Digital TV CEE: Netflix unlikely to progress in CEE

Nikola Francetic

Nikola Francetic

Netflix is unlikely to make significant headway in most markets in central and Eastern Europe without making significant and probably uneconomic investments in local content, according to a line-up of speakers at the Digital TV CEE conference in Budapest.

Despite the global SVOD player’s decision to localise its service in Poland, there is still a lot of scepticism about the viability of the service in other, smaller markets in the region.

Speaking on a panel at the event, Nikola Francetic, head of group content, media and broadcasting, Telekom Austria Group, said that local players would be “slaughtered” if they came to market with an undifferentiated product. Of Netflix, he said: “They’re a great company but in the short term I don’t think they are going to be very successful.”

Telekom Austria is launching its own OTT services in three markets across Europe this year. The operator will makes services commercially available in Croatia, Slovenia and Macedonia, having already soft-launched in two of those territories.

Francetic said that OTT is “a great way to expand our TV business, which is not as big as our mobile base, and extend TV to our mobile base and also to outside that.”

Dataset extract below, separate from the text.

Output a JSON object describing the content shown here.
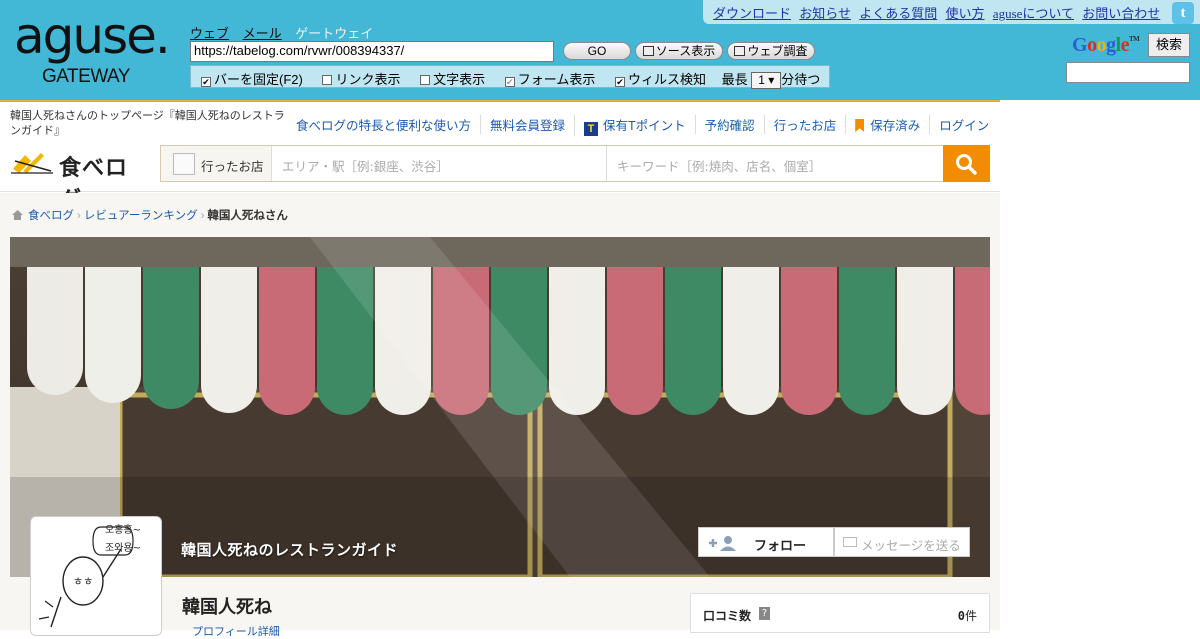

He said that even older viewers are now using OTT to view catch-up content. “These people want a nice product they don’t have to think about too much.”

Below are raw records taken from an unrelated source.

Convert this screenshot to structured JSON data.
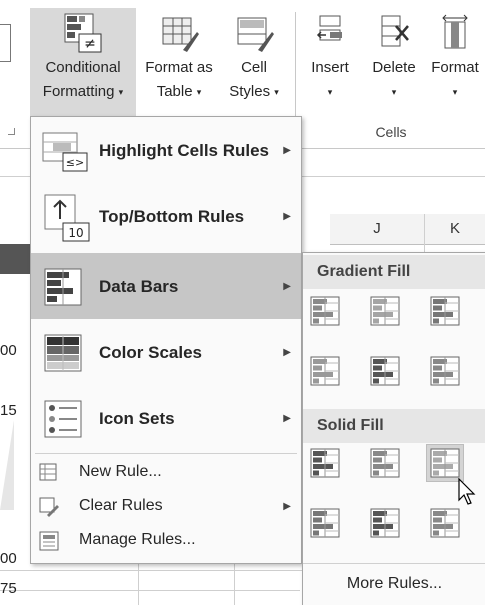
{
  "ribbon": {
    "conditional_formatting": {
      "line1": "Conditional",
      "line2": "Formatting",
      "dropdown": "▾"
    },
    "format_as_table": {
      "line1": "Format as",
      "line2": "Table",
      "dropdown": "▾"
    },
    "cell_styles": {
      "line1": "Cell",
      "line2": "Styles",
      "dropdown": "▾"
    },
    "insert": {
      "label": "Insert",
      "dropdown": "▾"
    },
    "delete": {
      "label": "Delete",
      "dropdown": "▾"
    },
    "format": {
      "label": "Format",
      "dropdown": "▾"
    },
    "cells_group_label": "Cells"
  },
  "sheet": {
    "columns": [
      "J",
      "K"
    ],
    "row_values": [
      "00",
      "15",
      "00",
      "75"
    ]
  },
  "menu": {
    "items": [
      {
        "label": "Highlight Cells Rules",
        "icon": "highlight-cells-icon",
        "submenu": true
      },
      {
        "label": "Top/Bottom Rules",
        "icon": "top-bottom-icon",
        "submenu": true,
        "badge": "10"
      },
      {
        "label": "Data Bars",
        "icon": "data-bars-icon",
        "submenu": true,
        "selected": true
      },
      {
        "label": "Color Scales",
        "icon": "color-scales-icon",
        "submenu": true
      },
      {
        "label": "Icon Sets",
        "icon": "icon-sets-icon",
        "submenu": true
      }
    ],
    "actions": [
      {
        "label": "New Rule...",
        "icon": "new-rule-icon"
      },
      {
        "label": "Clear Rules",
        "icon": "clear-rules-icon",
        "submenu": true
      },
      {
        "label": "Manage Rules...",
        "icon": "manage-rules-icon"
      }
    ],
    "highlight_symbol": "≤>",
    "arrow_glyph": "▶"
  },
  "submenu": {
    "gradient_header": "Gradient Fill",
    "solid_header": "Solid Fill",
    "more_rules": "More Rules..."
  }
}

Francetic said that Telekom Austria had recently been in discussions with channel providers and studios and found that they placed value in what operators like Telekom Austria can provide. “They think there is a danger that things will become too segmented. They want an operator to provide a good a basic offering, and if they need to go really niche they can go to some kind of specialised app or operator,” he said. Having an “established relationship” with a customer still provided a key advantage, he added.

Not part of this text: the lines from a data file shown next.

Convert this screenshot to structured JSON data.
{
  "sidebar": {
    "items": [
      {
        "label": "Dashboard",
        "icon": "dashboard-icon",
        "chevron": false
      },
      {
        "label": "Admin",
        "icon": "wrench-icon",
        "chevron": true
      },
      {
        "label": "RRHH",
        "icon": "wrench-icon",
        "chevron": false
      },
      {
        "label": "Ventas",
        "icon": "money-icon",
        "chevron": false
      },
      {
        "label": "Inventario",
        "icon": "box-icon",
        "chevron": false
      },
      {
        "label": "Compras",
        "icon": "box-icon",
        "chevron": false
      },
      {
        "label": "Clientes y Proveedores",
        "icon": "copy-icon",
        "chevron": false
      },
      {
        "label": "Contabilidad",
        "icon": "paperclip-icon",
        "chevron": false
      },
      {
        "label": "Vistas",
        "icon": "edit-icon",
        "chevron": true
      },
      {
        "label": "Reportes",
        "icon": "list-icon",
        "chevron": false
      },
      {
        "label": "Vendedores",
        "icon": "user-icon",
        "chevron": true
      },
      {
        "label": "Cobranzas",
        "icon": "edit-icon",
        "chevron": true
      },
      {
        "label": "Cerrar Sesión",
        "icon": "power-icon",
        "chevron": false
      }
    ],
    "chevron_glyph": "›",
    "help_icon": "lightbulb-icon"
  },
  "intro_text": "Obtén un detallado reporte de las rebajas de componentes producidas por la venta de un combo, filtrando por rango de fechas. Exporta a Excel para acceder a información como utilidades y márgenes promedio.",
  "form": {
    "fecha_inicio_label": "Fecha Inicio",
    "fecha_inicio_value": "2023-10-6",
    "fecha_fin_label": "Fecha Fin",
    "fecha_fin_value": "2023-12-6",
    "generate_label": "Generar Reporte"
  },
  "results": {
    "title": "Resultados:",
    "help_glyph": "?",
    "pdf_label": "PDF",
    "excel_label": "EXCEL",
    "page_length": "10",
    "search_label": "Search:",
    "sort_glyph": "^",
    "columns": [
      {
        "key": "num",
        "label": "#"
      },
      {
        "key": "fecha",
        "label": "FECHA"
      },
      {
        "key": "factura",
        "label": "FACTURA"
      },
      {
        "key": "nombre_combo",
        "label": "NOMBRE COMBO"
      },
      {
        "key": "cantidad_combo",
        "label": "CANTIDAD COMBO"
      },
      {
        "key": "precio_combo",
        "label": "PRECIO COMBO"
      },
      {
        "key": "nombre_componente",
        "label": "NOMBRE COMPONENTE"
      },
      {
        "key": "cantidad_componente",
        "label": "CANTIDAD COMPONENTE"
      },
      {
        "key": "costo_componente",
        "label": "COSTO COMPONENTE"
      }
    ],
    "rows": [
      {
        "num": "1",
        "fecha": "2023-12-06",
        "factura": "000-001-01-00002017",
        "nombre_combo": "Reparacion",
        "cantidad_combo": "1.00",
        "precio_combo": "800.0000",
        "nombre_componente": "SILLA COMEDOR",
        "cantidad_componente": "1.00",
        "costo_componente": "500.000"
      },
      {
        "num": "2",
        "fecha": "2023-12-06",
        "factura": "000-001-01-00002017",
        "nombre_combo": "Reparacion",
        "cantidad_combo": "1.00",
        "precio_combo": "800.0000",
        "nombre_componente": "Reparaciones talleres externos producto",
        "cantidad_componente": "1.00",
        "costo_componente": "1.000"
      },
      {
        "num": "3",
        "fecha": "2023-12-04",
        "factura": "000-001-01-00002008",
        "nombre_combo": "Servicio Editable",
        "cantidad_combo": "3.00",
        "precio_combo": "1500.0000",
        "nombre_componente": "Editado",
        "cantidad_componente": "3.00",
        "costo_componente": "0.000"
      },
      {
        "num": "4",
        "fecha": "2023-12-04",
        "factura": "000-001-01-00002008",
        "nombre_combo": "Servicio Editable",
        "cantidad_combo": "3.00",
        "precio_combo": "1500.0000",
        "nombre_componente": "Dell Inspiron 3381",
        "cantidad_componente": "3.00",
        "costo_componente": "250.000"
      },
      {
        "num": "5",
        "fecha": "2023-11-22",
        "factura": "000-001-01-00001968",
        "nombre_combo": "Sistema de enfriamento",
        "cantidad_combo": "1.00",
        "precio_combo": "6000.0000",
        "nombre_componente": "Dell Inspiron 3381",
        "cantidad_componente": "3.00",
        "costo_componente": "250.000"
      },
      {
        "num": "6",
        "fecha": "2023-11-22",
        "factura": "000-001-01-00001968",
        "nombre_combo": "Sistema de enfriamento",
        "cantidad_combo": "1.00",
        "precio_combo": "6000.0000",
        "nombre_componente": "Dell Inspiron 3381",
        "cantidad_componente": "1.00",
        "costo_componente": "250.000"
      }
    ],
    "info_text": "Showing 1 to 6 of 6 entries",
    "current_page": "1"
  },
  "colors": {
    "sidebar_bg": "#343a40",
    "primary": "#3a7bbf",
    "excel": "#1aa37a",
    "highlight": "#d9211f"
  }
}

Also speaking on the panel session, Luana Alexe, senior product and service development manager at Deutsche Telekom-owned Slovak Telekom, said that her company had started with an OTT service offered as a value-add but realised that it made more sense to have a standalone service. The company currently offers OTT as a separate offering with exclusive content targeted at customer groups that would be less interested in subscribing to a classic pay TV service.

“It is about exclusivity and also about offering access and a good user experience,” she said, adding that the main challenge was how to make OTT profitable. “The most interesting target segment is the millennials but they are also the most piracy-savvy. To get them you need to design a product with them in mind.”

Alexe said that Netflix has a good brand awareness but not launching with a localised version in CEE markets meant that customers were disappointed. “The key [issue] for them is localisation, but also pricing and piracy,” she said.

She claimed that Netflix came with a great user experience that fitted all needs. However, she said it is challenging to create a single multinational service when it comes to catch-up TV.

A third panelist, Laima Zivatkauskaite, vice-president of Lithuanian cable operator Init, said that Netflix has only achieved 2% reach in Lithuania so far. She said that for Netflix to localise in a small market like Lithuania would probably not be viable, leaving a space for local players.

Zivatkauskaite said that Modern Times Group’s SVOD service Viaplay, which also launched recently in Lithuania, had also experienced little success in the market so far. She said that piracy is a key challenge facing standalone SVOD offerings. “People are not willing to pay for anything,” she said.

Init is meanwhile launching its own OTT offering targeted at delivering non-linear content to its existing user base initially. “People want catch up TV and this is why we are launching our service,” she said.